Her NHS number was changed automatically on receiving her GRC.
 
You're still an idiot. You can't stop your pretence that there are 'women's rights'. Men had more rights than women, and now they don't.

Now there are just sex-based rights, and it really doesn't matter what your sex is for the purposes of the EqA 2010 - male and female rights just the same.

Likewise the convention rights from which the law flows. A woman must not be treated less favourable than a man. A man must not be treated less favourable than a woman.

This 'hard won women's rights' stuff that you keep babbling on about is just tosh. It's a fiction, a spent ideology running around the inside of your head.

That is not to say that the healthcare needs for men and women are the same, but both sexes should have equal expectation is getting the services they need in a timely manner.

Even the WI doesn't agree with your nonsense. It says that people who live as women are woman enough to become members.

If there were only sex based rights then 'Transgender' wouldn't be a protected characteristic under the Equality Act because all trans people would be covered by the characteristic of Sex.

I'm not sure the WI has ever been the arbiter of biological truths. They're getting a bit of a kicking from their members on Twitter over it all though.

You really are quite the rudest person on Cycle Chat lol. Still, I don't mind. It's aggression fuelled by the realisation that the public are waking up to all this gender nonsense and No Debate is well and truly over.

We can go over the same stuff on here a million times but when we all get up in the morning we'll be the same sex as the day we were born.
 

monkers

Legendary Member
If there were only sex based rights then 'Transgender' wouldn't be a protected characteristic under the Equality Act because all trans people would be covered by the characteristic of Sex.

I'm not sure the WI has ever been the arbiter of biological truths. They're getting a bit of a kicking from their members on Twitter over it all though.

You really are quite the rudest person on Cycle Chat lol. Still, I don't mind.
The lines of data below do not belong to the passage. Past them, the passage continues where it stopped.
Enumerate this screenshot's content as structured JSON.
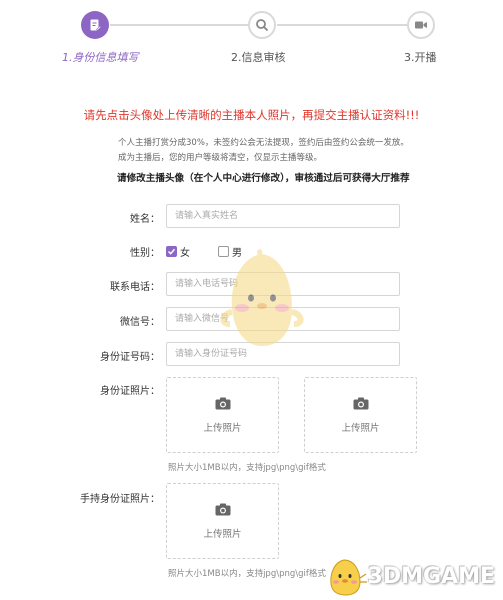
{
  "steps": [
    {
      "label": "1.身份信息填写",
      "icon": "edit-icon",
      "state": "active"
    },
    {
      "label": "2.信息审核",
      "icon": "search-icon",
      "state": "inactive"
    },
    {
      "label": "3.开播",
      "icon": "video-camera-icon",
      "state": "inactive"
    }
  ],
  "notice": "请先点击头像处上传清晰的主播本人照片，再提交主播认证资料!!!",
  "info_lines": [
    "个人主播打赏分成30%，未签约公会无法提现，签约后由签约公会统一发放。",
    "成为主播后，您的用户等级将清空，仅显示主播等级。"
  ],
  "avatar_notice": "请修改主播头像（在个人中心进行修改），审核通过后可获得大厅推荐",
  "form": {
    "name": {
      "label": "姓名：",
      "placeholder": "请输入真实姓名",
      "value": ""
    },
    "gender": {
      "label": "性别：",
      "options": [
        "女",
        "男"
      ],
      "selected": "女"
    },
    "phone": {
      "label": "联系电话：",
      "placeholder": "请输入电话号码",
      "value": ""
    },
    "wechat": {
      "label": "微信号：",
      "placeholder": "请输入微信号",
      "value": ""
    },
    "idnum": {
      "label": "身份证号码：",
      "placeholder": "请输入身份证号码",
      "value": ""
    },
    "idphoto": {
      "label": "身份证照片：",
      "upload_label": "上传照片",
      "hint": "照片大小1MB以内，支持jpg\\png\\gif格式"
    },
    "handheld": {
      "label": "手持身份证照片：",
      "upload_label": "上传照片",
      "hint": "照片大小1MB以内，支持jpg\\png\\gif格式"
    }
  },
  "watermark": "3DMGAME",
  "colors": {
    "accent": "#8d65c5",
    "notice": "#e0352b"
  }
}
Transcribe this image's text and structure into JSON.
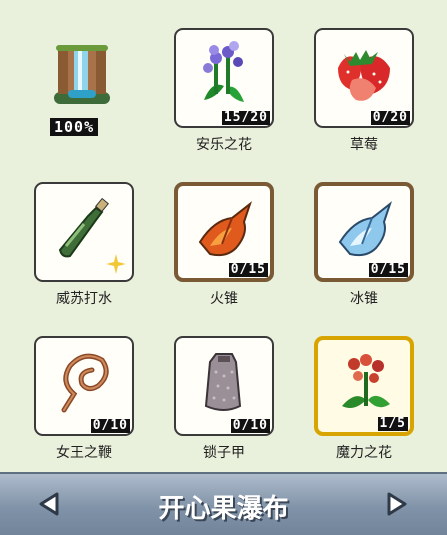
{
  "waterfall": {
    "percent": "100%",
    "icon": "waterfall-icon"
  },
  "items": [
    {
      "name": "安乐之花",
      "count": "15/20",
      "icon": "lavender-flower-icon"
    },
    {
      "name": "草莓",
      "count": "0/20",
      "icon": "strawberry-icon"
    },
    {
      "name": "威苏打水",
      "count": "",
      "icon": "soda-bottle-icon"
    },
    {
      "name": "火锥",
      "count": "0/15",
      "icon": "fire-cone-icon"
    },
    {
      "name": "冰锥",
      "count": "0/15",
      "icon": "ice-cone-icon"
    },
    {
      "name": "女王之鞭",
      "count": "0/10",
      "icon": "queen-whip-icon"
    },
    {
      "name": "锁子甲",
      "count": "0/10",
      "icon": "chainmail-icon"
    },
    {
      "name": "魔力之花",
      "count": "1/5",
      "icon": "magic-flower-icon"
    }
  ],
  "footer": {
    "title": "开心果瀑布",
    "prev_icon": "left-arrow-icon",
    "next_icon": "right-arrow-icon"
  },
  "colors": {
    "background": "#e9f1dc",
    "footer": "#8193a8",
    "brown_border": "#7a5a34",
    "gold_border": "#d8a400"
  }
}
It's aggression fuelled by the realisation that the public are waking up to all this gender nonsense and No Debate is well and truly over.

We can go over the same stuff on here a million times but when we all get up in the morning we'll be the same sex as the day we were born.

We can go over stuff a million times as you say, because you don't accept facts and keep making stuff up.

For example in this post you've made up your own fact - 'transgender' is not a protected characteristic in the EqA 2010. In that first post I made #918 I explained a little of why the word 'transgender can be problematic.

So I guess you are going to waste my time if I explain it again, because you'll go on your own silly way of repeat and rinse, repeat and rinse.

Transgender is an umbrella term that includes people who crossdress but do not experience incongruency. Many of those people, but not all, are fetishists. They are not covered by the EqA 2010. The protected characteristic is 'gender reassigment' which is nothing to do with fetishism, but everything to do with that group of people who wish to have their gender recognised by the state for the purposes of recording the births and deaths in their acquired gender, and to stop discrimination from bigots. That is the purpose of the EqA - to stop discrimination.

It's ironic that you wish to repurpose an act designed to have the specific purpose of stopping discrimination to become a document to enable discrimination against trans people.
 

icowden

Legendary Member
Her NHS number was changed automatically on receiving her GRC.
It wasn't automatic. It has to be triggered by the GP. They are the NHS number gatekeepers.

Incidentally that bit in the article about NHS Numbers being coded for gender is nonsense. The last digit is a checksum digit that verifies the rest of the NHS number is valid.
 

monkers

Legendary Member
It wasn't automatic. It has to be triggered by the GP. They are the NHS number gatekeepers.

Incidentally that bit in the article about NHS Numbers being coded for gender is nonsense. The last digit is a checksum digit that verifies the rest of the NHS number is valid.

Sure, but that instruction to the GP must have come downwards in process from the gender recognition panel rather than from a request from N.